The University website boasts that it has four centres available for children of students and staff. Sounds super, except I am told the staff’s children make up most of the numbers, leaving few spaces for the children of students. Childcare is a rare commodity now, and the fact that students who are already struggling with money, workload, and family life can’t even get this just adds to the frustration. Why bother to offer childcare as a service to students if it’s almost impossible for students to utilise it? Having been on the waiting list for a year, I got a call from the centre saying that they had a full-time spot. They could accommodate the childcare needs of one of my children. What about the other two?

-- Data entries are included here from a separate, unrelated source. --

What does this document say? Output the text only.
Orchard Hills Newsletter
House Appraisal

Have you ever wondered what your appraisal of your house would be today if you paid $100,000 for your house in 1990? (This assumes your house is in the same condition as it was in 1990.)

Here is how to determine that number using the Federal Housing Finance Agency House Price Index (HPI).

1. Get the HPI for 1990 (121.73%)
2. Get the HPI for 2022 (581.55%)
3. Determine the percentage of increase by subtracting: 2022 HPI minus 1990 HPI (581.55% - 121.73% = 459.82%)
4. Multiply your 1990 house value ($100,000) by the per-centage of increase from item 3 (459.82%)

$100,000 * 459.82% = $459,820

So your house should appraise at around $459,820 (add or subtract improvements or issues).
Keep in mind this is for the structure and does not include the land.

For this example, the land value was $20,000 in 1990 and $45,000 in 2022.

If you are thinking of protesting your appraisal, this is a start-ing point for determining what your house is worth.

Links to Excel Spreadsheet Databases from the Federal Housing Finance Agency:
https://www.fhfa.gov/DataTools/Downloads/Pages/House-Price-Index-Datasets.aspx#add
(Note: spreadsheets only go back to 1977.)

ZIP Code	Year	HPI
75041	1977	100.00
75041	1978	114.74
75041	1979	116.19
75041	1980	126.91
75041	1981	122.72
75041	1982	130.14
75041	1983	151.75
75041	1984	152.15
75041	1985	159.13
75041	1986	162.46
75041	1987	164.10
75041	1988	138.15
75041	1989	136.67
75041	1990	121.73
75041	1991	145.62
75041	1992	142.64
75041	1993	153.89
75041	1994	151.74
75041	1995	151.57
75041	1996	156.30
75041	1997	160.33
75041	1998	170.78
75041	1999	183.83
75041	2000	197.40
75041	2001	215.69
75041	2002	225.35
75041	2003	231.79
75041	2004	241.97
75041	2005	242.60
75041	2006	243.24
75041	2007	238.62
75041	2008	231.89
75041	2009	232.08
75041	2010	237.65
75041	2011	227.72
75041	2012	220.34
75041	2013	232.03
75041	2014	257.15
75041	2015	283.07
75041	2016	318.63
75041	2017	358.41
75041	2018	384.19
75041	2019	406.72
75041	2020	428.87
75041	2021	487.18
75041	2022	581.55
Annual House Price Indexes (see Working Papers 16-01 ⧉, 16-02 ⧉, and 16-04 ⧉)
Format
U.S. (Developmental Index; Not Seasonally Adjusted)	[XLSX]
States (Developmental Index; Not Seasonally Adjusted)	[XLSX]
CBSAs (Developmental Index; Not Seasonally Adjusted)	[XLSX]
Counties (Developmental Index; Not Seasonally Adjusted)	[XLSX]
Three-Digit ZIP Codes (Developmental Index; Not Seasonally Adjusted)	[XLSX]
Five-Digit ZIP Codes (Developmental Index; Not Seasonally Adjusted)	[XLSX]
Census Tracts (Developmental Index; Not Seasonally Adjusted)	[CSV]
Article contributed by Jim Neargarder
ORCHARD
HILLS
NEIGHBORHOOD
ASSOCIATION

In my experience, there is also very little support from lecturers. As childcare was almost impossible to get in my first year, I asked my mother to watch the kids while I attended lectures. She could look after them for me, but only while I was at lectures. It looked like things might work out until I went to one of my first classes, where the teacher informed me that everyone had to attend tutorials. After having calmly explained to three other lecturers why I couldn’t make tutorials, I approached this teacher to do the same. Long story short, she was not so understanding, and I received a substantial grade reduction for failing to attend tutorials.
Isn’t it for the benefit of the whole country that us stay-at-home mums get out there and educate ourselves, so that when our children go to school we can go to work? All we need is support for working twice as hard as single students with half the amount of spare time. We aren’t looking for a free ride through uni. All we ask is that each day does not contain some colossal obstruction to our studying goals!